Haberin Devamı
Her yıl en az iki kez Ankara’da aynı ızdırap yaşanıyor. ABD kongresinde her yıl 24 Nisan yaklaşırken aynı ızdırap diriliyor.
Avrupa’daki Ermeni soykırımını Yahudi soykırımı ile özdeş hale getiren “inkârı cezalandıran kanun” girişimleri de Ankara’da kim olursa olsun, canını fena halde çıkarıyor.
Fransız siyasiler, Türkiye ile bir sorunları olduğunda Ermeni soykırımı meselesini ortaya getirmeye fazlasıyla alışmıştır. Bunun Ankara’nın canını çok yaktığını bildikleri için de sonuç alabilmektedirler.
24 Nisan 1915’te İstanbul’da önde gelen Ermeni tebaanın toplanmasıyla başlayan operasyonun devamındaki büyük acıların adının soykırım olup olmaması şu anda birinci sorun değildir.
İttihat ve Terakki’nin başlattığı, daha sonra farklı boyutlarda devam eden “Türkleştirme” politikasının en acılı açılışını ve sonuçlarını da Türk halkı çok geç öğrendi.
“Türkleştirme” ile birlikte “Sünnileştirme” tarihinin kara sayfalarını Türk toplumu henüz öğreniyor. Ama, Dersim’de “özür” kapısını açarak önemli bir manevi eşik atlayan Ankara, konu Ermeni meselesi olduğu zaman klasik devlet politikasıyla en küçük bir mesafe bile alamıyor.
Hrant Dink cinayetine kadar, Zirve Yayınevi katliamına kadar gelen bir “devlet” politikasının, yüzyıllar önce Müslüman olmuş azınlıklardan hâlâ korkan bir yapının Ermeni meselesiyle yüzleşmesi belli ki Dersim’le yüzleşmeden daha zor olacaktır.

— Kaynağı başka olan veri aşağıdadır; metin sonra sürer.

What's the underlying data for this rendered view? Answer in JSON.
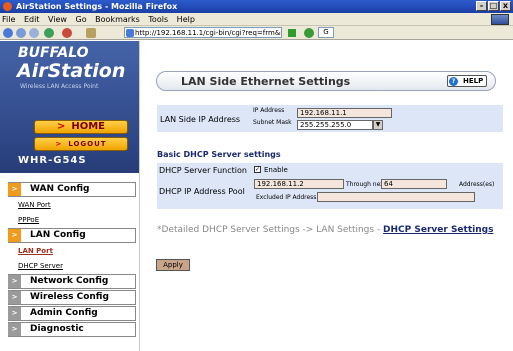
{
  "window": {
    "title": "AirStation Settings - Mozilla Firefox",
    "btn_min": "-",
    "btn_max": "□",
    "btn_close": "x"
  },
  "menubar": {
    "items": [
      "File",
      "Edit",
      "View",
      "Go",
      "Bookmarks",
      "Tools",
      "Help"
    ]
  },
  "toolbar": {
    "url": "http://192.168.11.1/cgi-bin/cgi?req=frm&id=4",
    "search_value": "G"
  },
  "brand": {
    "maker": "BUFFALO",
    "product": "AirStation",
    "tagline": "Wireless LAN Access Point",
    "model": "WHR-G54S"
  },
  "nav": {
    "home": "HOME",
    "logout": "LOGOUT"
  },
  "sidebar": {
    "groups": [
      {
        "label": "WAN Config",
        "style": "orange",
        "icon": "arrow-right-icon"
      },
      {
        "label": "LAN Config",
        "style": "orange",
        "icon": "arrow-right-icon"
      },
      {
        "label": "Network Config",
        "style": "gray",
        "icon": "arrow-right-icon"
      },
      {
        "label": "Wireless Config",
        "style": "gray",
        "icon": "arrow-right-icon"
      },
      {
        "label": "Admin Config",
        "style": "gray",
        "icon": "arrow-right-icon"
      },
      {
        "label": "Diagnostic",
        "style": "gray",
        "icon": "arrow-right-icon"
      }
    ],
    "links": {
      "wan_port": "WAN Port",
      "pppoe": "PPPoE",
      "lan_port": "LAN Port",
      "dhcp_server": "DHCP Server"
    }
  },
  "header": {
    "title": "LAN Side Ethernet Settings",
    "help": "HELP"
  },
  "lan": {
    "label": "LAN Side IP Address",
    "ip_label": "IP Address",
    "ip_value": "192.168.11.1",
    "subnet_label": "Subnet Mask",
    "subnet_value": "255.255.255.0"
  },
  "dhcp": {
    "title": "Basic DHCP Server settings",
    "function_label": "DHCP Server Function",
    "enable_label": "Enable",
    "enabled": true,
    "pool_label": "DHCP IP Address Pool",
    "pool_start": "192.168.11.2",
    "through_label": "Through next",
    "pool_count": "64",
    "addresses_label": "Address(es)",
    "excluded_label": "Excluded IP Address",
    "excluded_value": ""
  },
  "detail": {
    "prefix": "*Detailed DHCP Server Settings -> LAN Settings - ",
    "link": "DHCP Server Settings"
  },
  "apply": "Apply",
  "colors": {
    "sidebar_bg": "#273d7a",
    "form_bg": "#dde6f6",
    "accent_orange": "#f09a1e",
    "field_bg": "#f4e6dc"
  }
}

Zorluğu artıran bir unsur da kuşkusuz, Fransız siyasilerin bu meseleyi bazen iç politikaya yönelik bazen de Türkiye’ye yönelik bir siyasi araç olarak kullanmalarıdır. Ne var ki Ankara bu konuda en muhafazakâr hatta durmaya devam ettikçe, mesele bir “siyasi koz” olarak daha da etkili olmaktadır.
Başbakan Erdoğan’ın Sarkozy’ye gönderdiği mektupta yer alan “Türk devleti ve Türk toplumu hedef alınıyor” ifadesi hâlen Dersim konusunun açılmasını bile “Türk devletine, Türk halkına düşmanlık” olarak gören, göstermeye çalışan devletçi ruha ait refleksin tekrarından başka bir şey değildir.
Ankara bu ızdırabı yaşamaya devam edecektir, ızdırabı Türk toplumuna yayma çabasına da devam edecektir. Ama dünyanın vicdanının bu meseledeki kanaati açıktır, Ankara ile Paris arasındaki itiş kakışlar da o kanaati değiştirmeyecektir.